The conflict between Belarus and the West recently came to a head when Lukashenko brought a Ryanair passenger plane to the ground on Sunday to arrest one of his rivals. Opposition activist and blogger Roman Protashevich was arrested after a forced landing. His girlfriend Sofia Sabeka, who is a Russian citizen, was arrested along with him.
Four days after his arrest, Protashevich was allowed to see his lawyer, Inesa Olenskaya. “Everything is fine, he is in good spirits, positive and happy,” Olenskaya told the Independent Peleban news agency on Thursday evening. For secret reasons, she could not say much.
SPD presidential candidate Olaf Scholes has expressed hope that Putin will campaign for the release of Roman Protozoan. “My expectation of the Kremlin before the meeting with the Belarusian dictator Alexander Lukashenko is clear: Moscow should not ignore this heinous hijacking,” Scholes told the Phonke media group. Russian Foreign Minister Sergei Lavrov has warned the West against “demonizing” Belarus.
Prior to the talks, Belarusian Prime Minister Roman Kolovchenko sought Russia’s help from Lukashenko and Putin. “We trust the support of a close ally in such a situation,” Kolovchenko said in a meeting with his Russian counterpart Mikhail Michustin. Mishustin promised to expand air traffic between the two countries again if the corona situation allows it.

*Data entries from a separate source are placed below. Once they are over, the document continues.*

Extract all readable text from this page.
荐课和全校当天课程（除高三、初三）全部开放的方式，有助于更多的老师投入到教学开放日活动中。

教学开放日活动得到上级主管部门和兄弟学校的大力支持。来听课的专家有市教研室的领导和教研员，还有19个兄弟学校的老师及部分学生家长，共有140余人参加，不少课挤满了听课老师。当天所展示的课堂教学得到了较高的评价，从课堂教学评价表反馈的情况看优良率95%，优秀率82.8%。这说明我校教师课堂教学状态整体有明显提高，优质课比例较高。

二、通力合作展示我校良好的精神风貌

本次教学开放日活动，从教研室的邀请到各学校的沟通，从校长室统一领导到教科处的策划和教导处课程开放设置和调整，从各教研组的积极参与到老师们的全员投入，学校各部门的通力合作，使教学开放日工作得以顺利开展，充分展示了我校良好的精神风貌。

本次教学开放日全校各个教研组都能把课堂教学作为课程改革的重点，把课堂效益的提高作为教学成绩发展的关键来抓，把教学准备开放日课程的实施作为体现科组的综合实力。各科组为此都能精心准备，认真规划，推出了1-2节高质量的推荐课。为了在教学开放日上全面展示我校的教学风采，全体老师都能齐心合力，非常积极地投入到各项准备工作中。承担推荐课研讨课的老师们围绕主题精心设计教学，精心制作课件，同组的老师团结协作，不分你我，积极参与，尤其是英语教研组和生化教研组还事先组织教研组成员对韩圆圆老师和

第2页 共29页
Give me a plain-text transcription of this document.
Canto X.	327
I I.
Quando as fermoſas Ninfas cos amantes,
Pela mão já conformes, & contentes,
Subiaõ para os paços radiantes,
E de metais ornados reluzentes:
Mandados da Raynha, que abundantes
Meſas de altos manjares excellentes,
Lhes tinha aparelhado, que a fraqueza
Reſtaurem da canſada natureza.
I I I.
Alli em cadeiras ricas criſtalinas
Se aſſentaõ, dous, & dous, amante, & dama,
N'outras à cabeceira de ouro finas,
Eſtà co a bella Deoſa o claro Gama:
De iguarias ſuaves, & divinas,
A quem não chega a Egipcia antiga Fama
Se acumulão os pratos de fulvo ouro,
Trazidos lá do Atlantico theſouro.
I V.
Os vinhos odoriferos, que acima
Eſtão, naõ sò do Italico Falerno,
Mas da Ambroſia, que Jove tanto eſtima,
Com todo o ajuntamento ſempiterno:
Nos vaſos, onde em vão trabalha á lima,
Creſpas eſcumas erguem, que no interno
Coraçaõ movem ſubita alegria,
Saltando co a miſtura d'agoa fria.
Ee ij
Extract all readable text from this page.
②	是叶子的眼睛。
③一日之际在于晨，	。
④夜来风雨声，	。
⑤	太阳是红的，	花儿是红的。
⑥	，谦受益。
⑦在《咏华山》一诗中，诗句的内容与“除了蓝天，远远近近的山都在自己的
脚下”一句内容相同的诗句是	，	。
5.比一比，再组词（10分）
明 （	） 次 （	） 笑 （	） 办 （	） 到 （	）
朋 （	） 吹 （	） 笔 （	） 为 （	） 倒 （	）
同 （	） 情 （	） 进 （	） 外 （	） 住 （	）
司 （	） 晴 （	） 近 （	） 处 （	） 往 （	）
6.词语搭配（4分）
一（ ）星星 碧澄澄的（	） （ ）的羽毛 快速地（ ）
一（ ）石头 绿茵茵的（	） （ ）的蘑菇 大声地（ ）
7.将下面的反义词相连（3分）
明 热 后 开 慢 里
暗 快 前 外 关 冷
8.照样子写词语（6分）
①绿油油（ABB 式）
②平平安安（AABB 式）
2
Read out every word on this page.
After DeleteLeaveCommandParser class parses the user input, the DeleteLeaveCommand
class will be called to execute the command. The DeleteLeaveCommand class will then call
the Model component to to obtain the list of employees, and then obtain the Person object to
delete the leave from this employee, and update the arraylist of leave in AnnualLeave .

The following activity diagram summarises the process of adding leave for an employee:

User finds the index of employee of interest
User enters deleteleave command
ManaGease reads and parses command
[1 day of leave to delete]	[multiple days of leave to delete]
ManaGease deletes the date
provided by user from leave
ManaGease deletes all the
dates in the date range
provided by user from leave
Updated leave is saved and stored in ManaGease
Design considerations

The European Union has decided not to allow Belarusian flights to take off or land, or to allow more flights in the future. Many European countries have already issued sanctions since the beginning of the week. In return, the state-owned Belarusian airline Belavia suspended all flights to Germany and six other EU countries. It will be decided in the coming weeks which companies or branches of industry in Belarus will be affected by the EU sanctions.